Their success in detecting phytochrome spectrophotometrically in plant tissue and achieving preliminary isolation in buffer is documented in their often cited 1959 paper (Butler et al., 1959), a paper that marked the beginning of in vitro work with phytochrome. It also presented instrumentation techniques which are now widely used, not only for phytochrome but also for a wide variety of other types of spectral studies. There followed from Beltsville the first action spectrum for phytochrome phototransformation in vitro (Butler, Siegelman and Hendricks, 1964), the first partial purification technique for phytochrome (Siegelman and Firer, 1964), establishment of the chromophore as a bilitriene similar to allophycocyanin (Siegelman and Hendricks, 1965; Siegelman, Turner and Hendricks, 1966), and numerous other papers on phytochrome reactions both in vivo and in vitro. The demonstration (Fondeville, Borthwick and Hendricks, 1966) that leaflet closing in Mimosa was under rapid phytochrome control gave strong impetus to the already existing suspicion that phytochrome was somehow acting in association with a membrane system. This evidence, summarised by Hendricks and Borthwick (1967), was integrated into a useful model for phytochrome action (Borthwick et al., 1969).

Borthwick retained an active interest in phytochrome (Borthwick, 1972a,b) until his death on May 21st, 1974. Hendricks continues a vigorous pursuit of the problem of seed germination (Hendricks and Taylorson, 1975), where new ground is again being broken.

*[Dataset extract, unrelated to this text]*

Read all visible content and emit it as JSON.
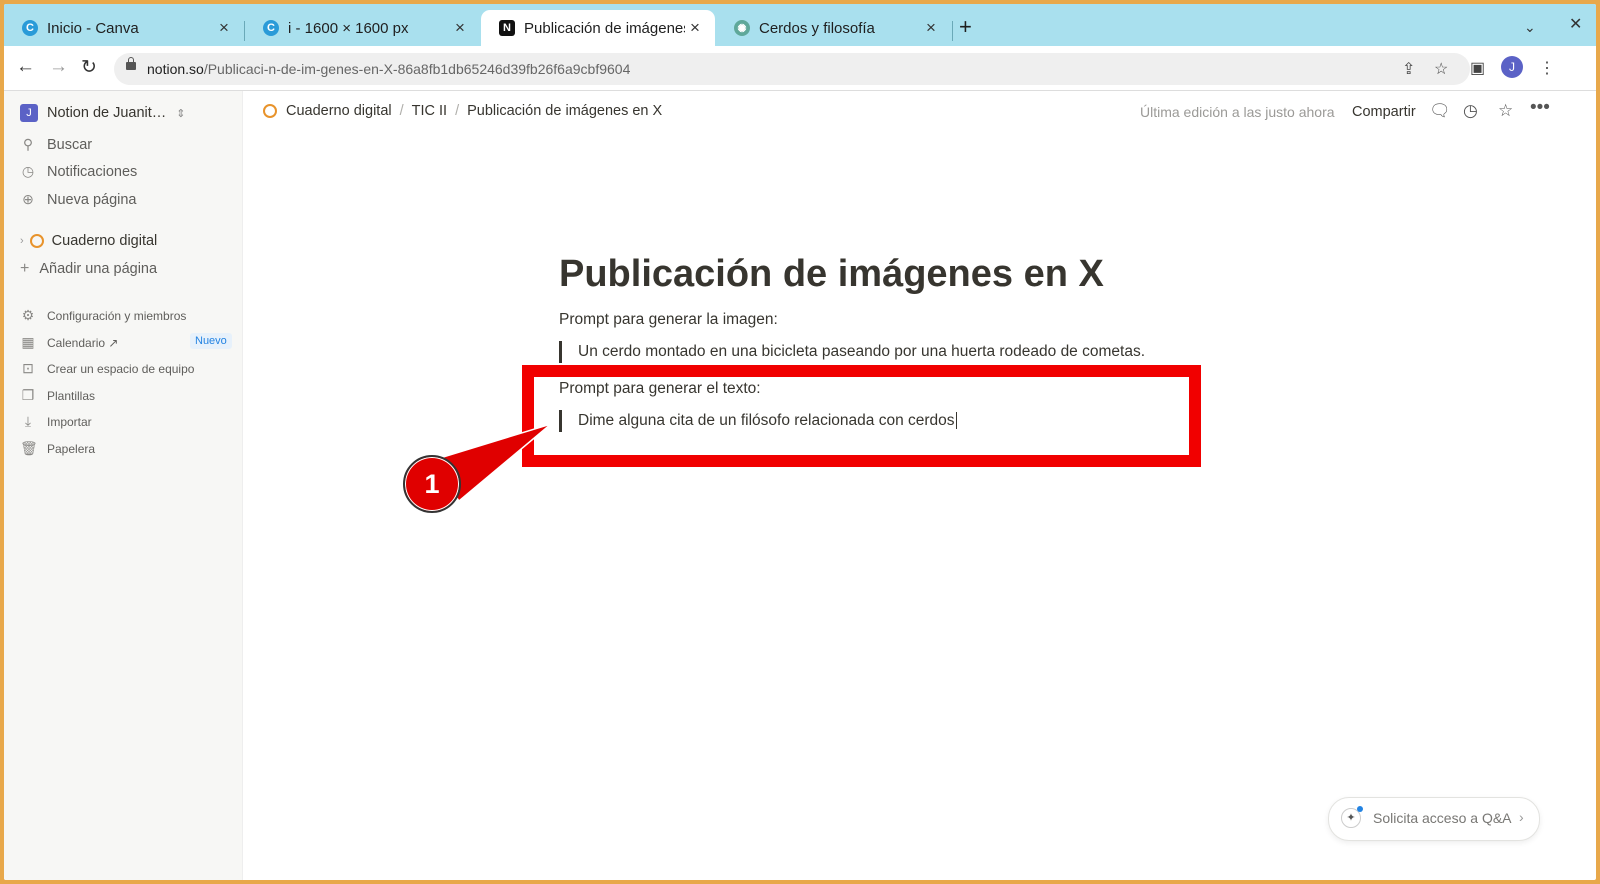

Among other things, what emerges from this listing of contributions is the extraordinary breadth of inquiry that Borthwick and Hendricks applied to plant photomorphogenesis. Their approaches ranged from whole plant physiology through organ physiology, biochemistry, photochemistry and biophysics. We commend them for this breadth, and for the durability, magnitude and insight of their research.